Further up the Dean, the ‘Old Forge Works’ in the 1950s made wrought iron gates and similar products – the business later moved to Ropley, near The Chequers Pub on the A31: maybe this building will not be a landmark much longer either, as it is unoccupied and derelict in 2014! For around the last ten years the Old Forge Works has been the home to Influx Measurements, who make glass tube variable area Rotameter flowmeters, normally seen as the anaesthetic gas flowmeters in TV Hospital dramas. Influx was an offshoot from the company Platon Flowmeters of Basingstoke, which is where your author worked: the Platon company was founded by Gilbert Platon, who retired to one of the flats in Ellingham Close. Influx Measurements is now located in one of the other factories in the Dean.

Nick Denbow

Ref 1: “The bombing of Alresford”, Glenn Gilbertson, Alresford Articles 2, page 15.

Ref 2: “The Stratton-Bates Legacy”, Brian Rothwell, Alresford Articles 4, page 7.

Ref 3: “100 Years of Scouting, in Alton, Alresford and surrounding villages” Nicola Guy & Sheila Woodman, 2001.

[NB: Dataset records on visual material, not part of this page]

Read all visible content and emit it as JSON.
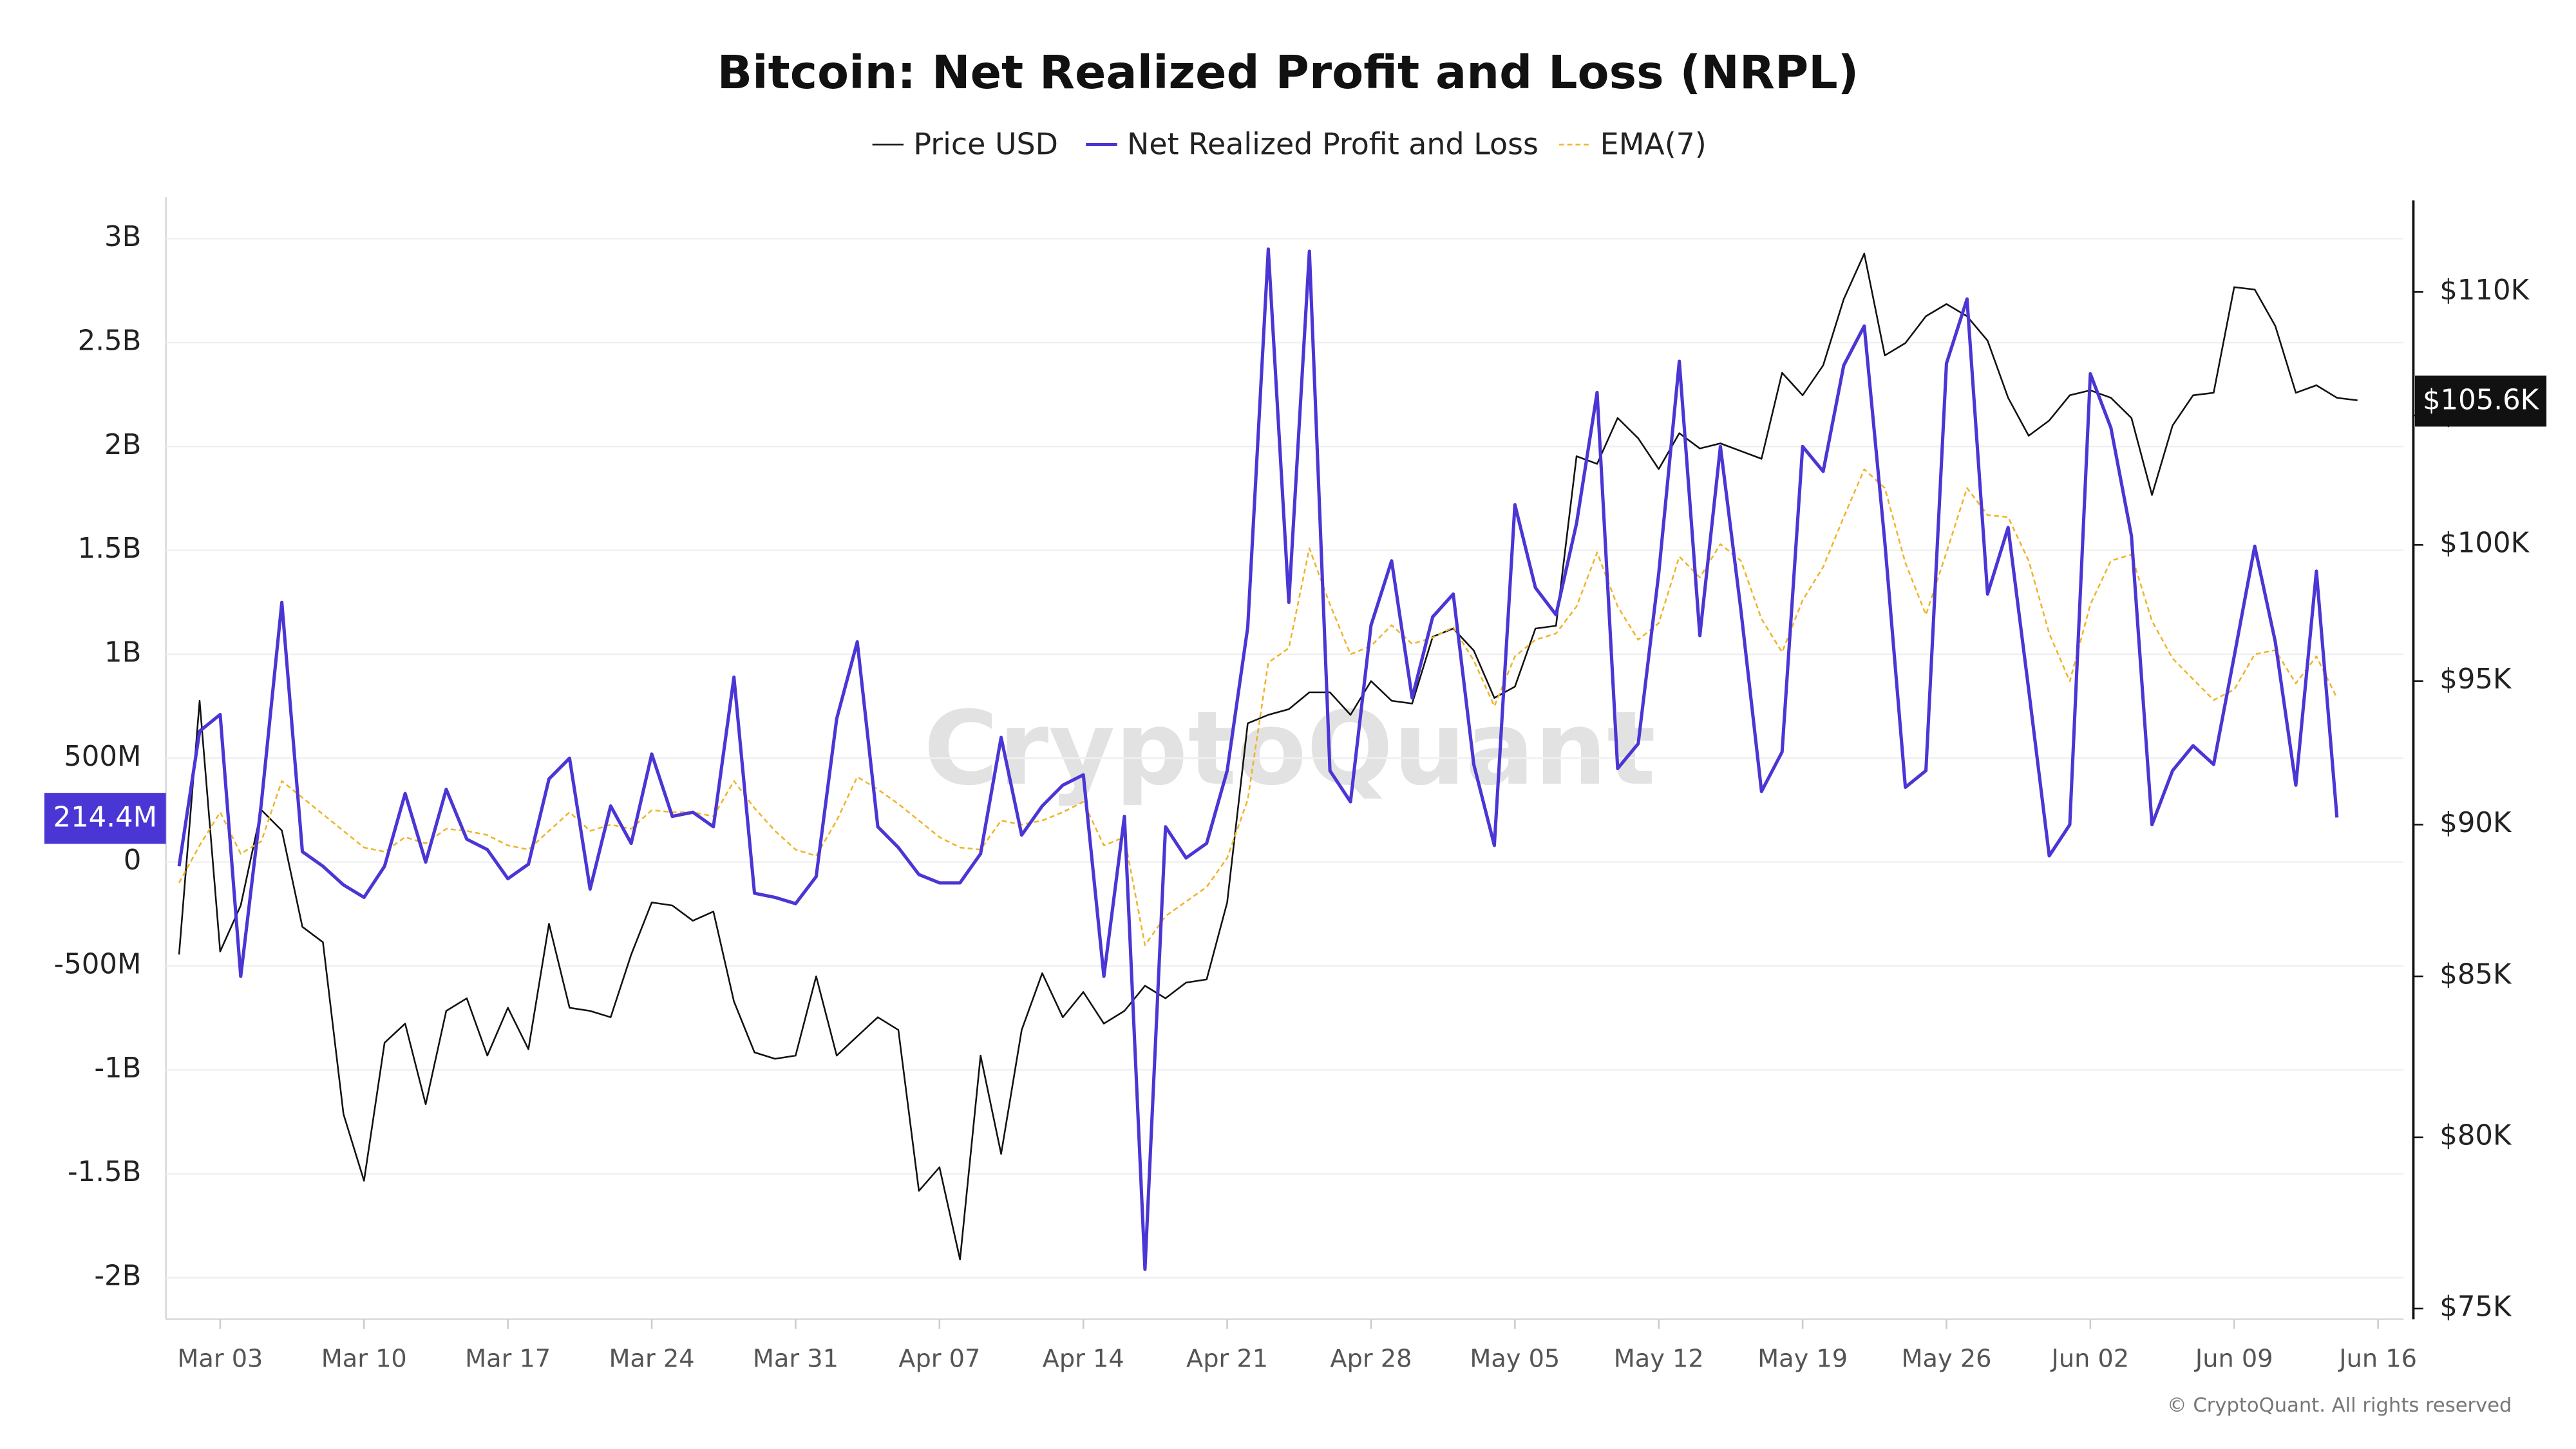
{
  "chart_data": {
    "type": "line",
    "title": "Bitcoin: Net Realized Profit and Loss (NRPL)",
    "watermark": "CryptoQuant",
    "footer": "© CryptoQuant. All rights reserved",
    "x": [
      "Mar 01",
      "Mar 02",
      "Mar 03",
      "Mar 04",
      "Mar 05",
      "Mar 06",
      "Mar 07",
      "Mar 08",
      "Mar 09",
      "Mar 10",
      "Mar 11",
      "Mar 12",
      "Mar 13",
      "Mar 14",
      "Mar 15",
      "Mar 16",
      "Mar 17",
      "Mar 18",
      "Mar 19",
      "Mar 20",
      "Mar 21",
      "Mar 22",
      "Mar 23",
      "Mar 24",
      "Mar 25",
      "Mar 26",
      "Mar 27",
      "Mar 28",
      "Mar 29",
      "Mar 30",
      "Mar 31",
      "Apr 01",
      "Apr 02",
      "Apr 03",
      "Apr 04",
      "Apr 05",
      "Apr 06",
      "Apr 07",
      "Apr 08",
      "Apr 09",
      "Apr 10",
      "Apr 11",
      "Apr 12",
      "Apr 13",
      "Apr 14",
      "Apr 15",
      "Apr 16",
      "Apr 17",
      "Apr 18",
      "Apr 19",
      "Apr 20",
      "Apr 21",
      "Apr 22",
      "Apr 23",
      "Apr 24",
      "Apr 25",
      "Apr 26",
      "Apr 27",
      "Apr 28",
      "Apr 29",
      "Apr 30",
      "May 01",
      "May 02",
      "May 03",
      "May 04",
      "May 05",
      "May 06",
      "May 07",
      "May 08",
      "May 09",
      "May 10",
      "May 11",
      "May 12",
      "May 13",
      "May 14",
      "May 15",
      "May 16",
      "May 17",
      "May 18",
      "May 19",
      "May 20",
      "May 21",
      "May 22",
      "May 23",
      "May 24",
      "May 25",
      "May 26",
      "May 27",
      "May 28",
      "May 29",
      "May 30",
      "May 31",
      "Jun 01",
      "Jun 02",
      "Jun 03",
      "Jun 04",
      "Jun 05",
      "Jun 06",
      "Jun 07",
      "Jun 08",
      "Jun 09",
      "Jun 10",
      "Jun 11",
      "Jun 12",
      "Jun 13",
      "Jun 14",
      "Jun 15"
    ],
    "xticks": [
      "Mar 03",
      "Mar 10",
      "Mar 17",
      "Mar 24",
      "Mar 31",
      "Apr 07",
      "Apr 14",
      "Apr 21",
      "Apr 28",
      "May 05",
      "May 12",
      "May 19",
      "May 26",
      "Jun 02",
      "Jun 09",
      "Jun 16"
    ],
    "ylim": [
      -2200000000,
      3200000000
    ],
    "yticks": [
      {
        "value": -2000000000,
        "label": "-2B"
      },
      {
        "value": -1500000000,
        "label": "-1.5B"
      },
      {
        "value": -1000000000,
        "label": "-1B"
      },
      {
        "value": -500000000,
        "label": "-500M"
      },
      0,
      {
        "value": 500000000,
        "label": "500M"
      },
      {
        "value": 1000000000,
        "label": "1B"
      },
      {
        "value": 1500000000,
        "label": "1.5B"
      },
      {
        "value": 2000000000,
        "label": "2B"
      },
      {
        "value": 2500000000,
        "label": "2.5B"
      },
      {
        "value": 3000000000,
        "label": "3B"
      }
    ],
    "y2lim": [
      74700,
      114000
    ],
    "y2log": true,
    "y2ticks": [
      {
        "value": 75000,
        "label": "$75K"
      },
      {
        "value": 80000,
        "label": "$80K"
      },
      {
        "value": 85000,
        "label": "$85K"
      },
      {
        "value": 90000,
        "label": "$90K"
      },
      {
        "value": 95000,
        "label": "$95K"
      },
      {
        "value": 100000,
        "label": "$100K"
      },
      {
        "value": 105000,
        "label": "$105K"
      },
      {
        "value": 110000,
        "label": "$110K"
      }
    ],
    "grid": true,
    "legend": "top",
    "series": [
      {
        "name": "Price USD",
        "color": "#111111",
        "axis": "y2",
        "width": 1,
        "dashed": false,
        "values": [
          85700,
          94300,
          85800,
          87300,
          90500,
          89800,
          86600,
          86100,
          80700,
          78700,
          82900,
          83500,
          81000,
          83900,
          84300,
          82500,
          84000,
          82700,
          86700,
          84000,
          83900,
          83700,
          85700,
          87400,
          87300,
          86800,
          87100,
          84200,
          82600,
          82400,
          82500,
          85000,
          82500,
          83100,
          83700,
          83300,
          78400,
          79100,
          76400,
          82500,
          79500,
          83300,
          85100,
          83700,
          84500,
          83500,
          83900,
          84700,
          84300,
          84800,
          84900,
          87400,
          93500,
          93800,
          94000,
          94600,
          94600,
          93800,
          95000,
          94300,
          94200,
          96600,
          96900,
          96100,
          94400,
          94800,
          96900,
          97000,
          103400,
          103100,
          104900,
          104100,
          102900,
          104300,
          103700,
          103900,
          103600,
          103300,
          106700,
          105800,
          107000,
          109700,
          111600,
          107400,
          107900,
          109000,
          109500,
          109000,
          108000,
          105700,
          104200,
          104800,
          105800,
          106000,
          105700,
          104900,
          101900,
          104600,
          105800,
          105900,
          110200,
          110100,
          108600,
          105900,
          106200,
          105700,
          105600
        ],
        "value_labels": [
          null,
          null,
          null,
          null,
          null,
          null,
          null,
          null,
          null,
          null,
          null,
          null,
          null,
          null,
          null,
          null,
          null,
          null,
          null,
          null,
          null,
          null,
          null,
          null,
          null,
          null,
          null,
          null,
          null,
          null,
          null,
          null,
          null,
          null,
          null,
          null,
          null,
          null,
          null,
          null,
          null,
          null,
          null,
          null,
          null,
          null,
          null,
          null,
          null,
          null,
          null,
          null,
          null,
          null,
          null,
          null,
          null,
          null,
          null,
          null,
          null,
          null,
          null,
          null,
          null,
          null,
          null,
          null,
          null,
          null,
          null,
          null,
          null,
          null,
          null,
          null,
          null,
          null,
          null,
          null,
          null,
          null,
          null,
          null,
          null,
          null,
          null,
          null,
          null,
          null,
          null,
          null,
          null,
          null,
          null,
          null,
          null,
          null,
          null,
          null,
          null,
          null,
          null,
          null,
          null,
          null,
          "$105.6K"
        ]
      },
      {
        "name": "Net Realized Profit and Loss",
        "color": "#4a36d4",
        "axis": "y",
        "width": 2,
        "dashed": false,
        "values": [
          -20000000.0,
          630000000.0,
          710000000.0,
          -550000000.0,
          280000000.0,
          1250000000.0,
          50000000.0,
          -20000000.0,
          -110000000.0,
          -170000000.0,
          -20000000.0,
          330000000.0,
          0,
          350000000.0,
          110000000.0,
          60000000.0,
          -80000000.0,
          -10000000.0,
          400000000.0,
          500000000.0,
          -130000000.0,
          270000000.0,
          90000000.0,
          520000000.0,
          220000000.0,
          240000000.0,
          170000000.0,
          890000000.0,
          -150000000.0,
          -170000000.0,
          -200000000.0,
          -70000000.0,
          690000000.0,
          1060000000.0,
          170000000.0,
          70000000.0,
          -60000000.0,
          -100000000.0,
          -100000000.0,
          40000000.0,
          600000000.0,
          130000000.0,
          270000000.0,
          370000000.0,
          420000000.0,
          -550000000.0,
          220000000.0,
          -1960000000.0,
          170000000.0,
          20000000.0,
          90000000.0,
          440000000.0,
          1130000000.0,
          2950000000.0,
          1250000000.0,
          2940000000.0,
          440000000.0,
          290000000.0,
          1140000000.0,
          1450000000.0,
          790000000.0,
          1180000000.0,
          1290000000.0,
          470000000.0,
          80000000.0,
          1720000000.0,
          1320000000.0,
          1190000000.0,
          1630000000.0,
          2260000000.0,
          450000000.0,
          570000000.0,
          1390000000.0,
          2410000000.0,
          1090000000.0,
          2000000000.0,
          1210000000.0,
          340000000.0,
          530000000.0,
          2000000000.0,
          1880000000.0,
          2390000000.0,
          2580000000.0,
          1540000000.0,
          360000000.0,
          440000000.0,
          2400000000.0,
          2710000000.0,
          1290000000.0,
          1610000000.0,
          830000000.0,
          30000000.0,
          180000000.0,
          2350000000.0,
          2090000000.0,
          1570000000.0,
          180000000.0,
          440000000.0,
          560000000.0,
          470000000.0,
          990000000.0,
          1520000000.0,
          1060000000.0,
          370000000.0,
          1400000000.0,
          214400000,
          null
        ],
        "value_labels": [
          null,
          null,
          null,
          null,
          null,
          null,
          null,
          null,
          null,
          null,
          null,
          null,
          null,
          null,
          null,
          null,
          null,
          null,
          null,
          null,
          null,
          null,
          null,
          null,
          null,
          null,
          null,
          null,
          null,
          null,
          null,
          null,
          null,
          null,
          null,
          null,
          null,
          null,
          null,
          null,
          null,
          null,
          null,
          null,
          null,
          null,
          null,
          null,
          null,
          null,
          null,
          null,
          null,
          null,
          null,
          null,
          null,
          null,
          null,
          null,
          null,
          null,
          null,
          null,
          null,
          null,
          null,
          null,
          null,
          null,
          null,
          null,
          null,
          null,
          null,
          null,
          null,
          null,
          null,
          null,
          null,
          null,
          null,
          null,
          null,
          null,
          null,
          null,
          null,
          null,
          null,
          null,
          null,
          null,
          null,
          null,
          null,
          null,
          null,
          null,
          null,
          null,
          null,
          null,
          null,
          "214.4M",
          null
        ]
      },
      {
        "name": "EMA(7)",
        "color": "#f0b429",
        "axis": "y",
        "width": 1,
        "dashed": true,
        "values": [
          -100000000.0,
          80000000.0,
          240000000.0,
          40000000.0,
          100000000.0,
          390000000.0,
          310000000.0,
          230000000.0,
          150000000.0,
          70000000.0,
          50000000.0,
          120000000.0,
          90000000.0,
          160000000.0,
          150000000.0,
          130000000.0,
          80000000.0,
          60000000.0,
          150000000.0,
          240000000.0,
          150000000.0,
          180000000.0,
          160000000.0,
          250000000.0,
          240000000.0,
          240000000.0,
          220000000.0,
          390000000.0,
          260000000.0,
          150000000.0,
          60000000.0,
          30000000.0,
          200000000.0,
          410000000.0,
          350000000.0,
          280000000.0,
          200000000.0,
          120000000.0,
          70000000.0,
          60000000.0,
          200000000.0,
          180000000.0,
          200000000.0,
          240000000.0,
          290000000.0,
          80000000.0,
          120000000.0,
          -400000000.0,
          -260000000.0,
          -190000000.0,
          -120000000.0,
          20000000.0,
          300000000.0,
          960000000.0,
          1030000000.0,
          1510000000.0,
          1240000000.0,
          1000000000.0,
          1040000000.0,
          1140000000.0,
          1050000000.0,
          1080000000.0,
          1130000000.0,
          970000000.0,
          750000000.0,
          990000000.0,
          1070000000.0,
          1100000000.0,
          1230000000.0,
          1490000000.0,
          1230000000.0,
          1070000000.0,
          1150000000.0,
          1470000000.0,
          1370000000.0,
          1530000000.0,
          1450000000.0,
          1170000000.0,
          1010000000.0,
          1260000000.0,
          1420000000.0,
          1660000000.0,
          1890000000.0,
          1800000000.0,
          1440000000.0,
          1190000000.0,
          1490000000.0,
          1800000000.0,
          1670000000.0,
          1660000000.0,
          1450000000.0,
          1100000000.0,
          870000000.0,
          1240000000.0,
          1450000000.0,
          1480000000.0,
          1160000000.0,
          980000000.0,
          880000000.0,
          780000000.0,
          830000000.0,
          1000000000.0,
          1020000000.0,
          860000000.0,
          990000000.0,
          790000000.0,
          null
        ]
      }
    ]
  }
}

The 1950s black+white photos are reproduced with permission from


July 2015:

This article relied heavily on the memories of Pat Bentley, who was then living in the Valdean mobile home park in the Dean. Pat, on his own since his wife died a few years ago, has now decided that it is time to do something different. So he has sold his Valdean home, and bought a true mobile home, plus a Smart car that he can tow behind. He is now off travelling, wherever the road takes him, and will probably spend some of his time with his brother in the East Midlands. I’m sure his old friends in Alresford will wish him Bon Voyage, and hope to see him back here occasionally. You’ll recognise the bright blue Smart car, it has “Smart arse” written across the boot!

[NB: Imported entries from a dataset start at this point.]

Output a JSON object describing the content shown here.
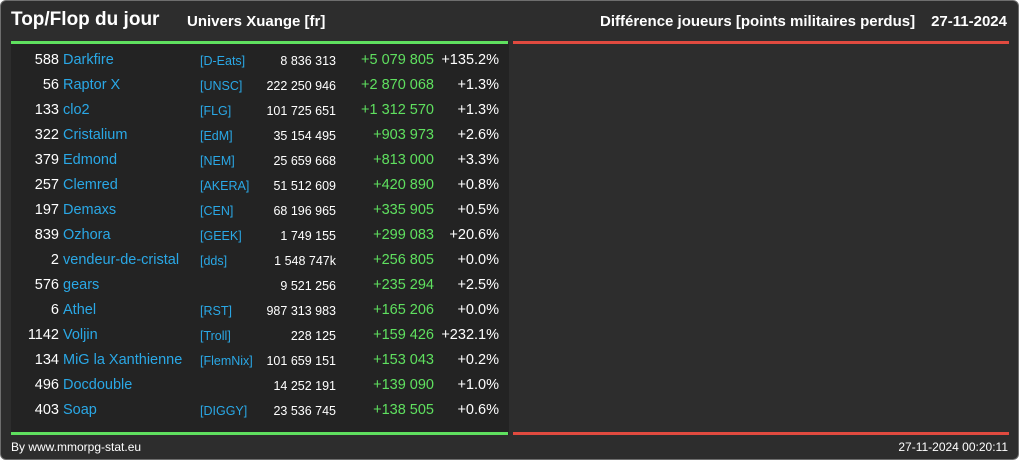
{
  "header": {
    "title": "Top/Flop du jour",
    "universe": "Univers Xuange [fr]",
    "subtitle": "Différence joueurs [points militaires perdus]",
    "date": "27-11-2024"
  },
  "colors": {
    "background": "#2d2d2d",
    "panel": "#232323",
    "link": "#2aa8e6",
    "positive": "#5fe05f",
    "negative_bar": "#e04a3f",
    "text": "#ffffff"
  },
  "rows": [
    {
      "rank": "588",
      "name": "Darkfire",
      "alliance": "[D-Eats]",
      "points": "8 836 313",
      "diff": "+5 079 805",
      "pct": "+135.2%"
    },
    {
      "rank": "56",
      "name": "Raptor X",
      "alliance": "[UNSC]",
      "points": "222 250 946",
      "diff": "+2 870 068",
      "pct": "+1.3%"
    },
    {
      "rank": "133",
      "name": "clo2",
      "alliance": "[FLG]",
      "points": "101 725 651",
      "diff": "+1 312 570",
      "pct": "+1.3%"
    },
    {
      "rank": "322",
      "name": "Cristalium",
      "alliance": "[EdM]",
      "points": "35 154 495",
      "diff": "+903 973",
      "pct": "+2.6%"
    },
    {
      "rank": "379",
      "name": "Edmond",
      "alliance": "[NEM]",
      "points": "25 659 668",
      "diff": "+813 000",
      "pct": "+3.3%"
    },
    {
      "rank": "257",
      "name": "Clemred",
      "alliance": "[AKERA]",
      "points": "51 512 609",
      "diff": "+420 890",
      "pct": "+0.8%"
    },
    {
      "rank": "197",
      "name": "Demaxs",
      "alliance": "[CEN]",
      "points": "68 196 965",
      "diff": "+335 905",
      "pct": "+0.5%"
    },
    {
      "rank": "839",
      "name": "Ozhora",
      "alliance": "[GEEK]",
      "points": "1 749 155",
      "diff": "+299 083",
      "pct": "+20.6%"
    },
    {
      "rank": "2",
      "name": "vendeur-de-cristal",
      "alliance": "[dds]",
      "points": "1 548 747k",
      "diff": "+256 805",
      "pct": "+0.0%"
    },
    {
      "rank": "576",
      "name": "gears",
      "alliance": "",
      "points": "9 521 256",
      "diff": "+235 294",
      "pct": "+2.5%"
    },
    {
      "rank": "6",
      "name": "Athel",
      "alliance": "[RST]",
      "points": "987 313 983",
      "diff": "+165 206",
      "pct": "+0.0%"
    },
    {
      "rank": "1142",
      "name": "Voljin",
      "alliance": "[Troll]",
      "points": "228 125",
      "diff": "+159 426",
      "pct": "+232.1%"
    },
    {
      "rank": "134",
      "name": "MiG la Xanthienne",
      "alliance": "[FlemNix]",
      "points": "101 659 151",
      "diff": "+153 043",
      "pct": "+0.2%"
    },
    {
      "rank": "496",
      "name": "Docdouble",
      "alliance": "",
      "points": "14 252 191",
      "diff": "+139 090",
      "pct": "+1.0%"
    },
    {
      "rank": "403",
      "name": "Soap",
      "alliance": "[DIGGY]",
      "points": "23 536 745",
      "diff": "+138 505",
      "pct": "+0.6%"
    }
  ],
  "footer": {
    "credit": "By www.mmorpg-stat.eu",
    "timestamp": "27-11-2024 00:20:11"
  }
}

Regrettably Pat finally died in 2018, after living back in Alresford with his son for a year or so.

2 responses to this post.

  1. I stood guard on the old water tower with my dad in the Home Guard during 1940 then I joined the RAF.So much changed in Alresford in the 50’s. My ‘Len Strongs memories’ relate to the 1930-39 era.but Pat’s articles make interesting reading.Incidentally, we knew the ‘monkey hut’ as the ‘Parish room’ and had Sunday school there when i was a nipper.


    • It’s been suggested separately that the ‘Monkey Hut’ arose because the Brownies used the hut as a meeting room, and collectively they could have been referred to as ‘Little monkeys’. Maybe not quite politically correct, in retrospect! But there’s no better explanation as yet.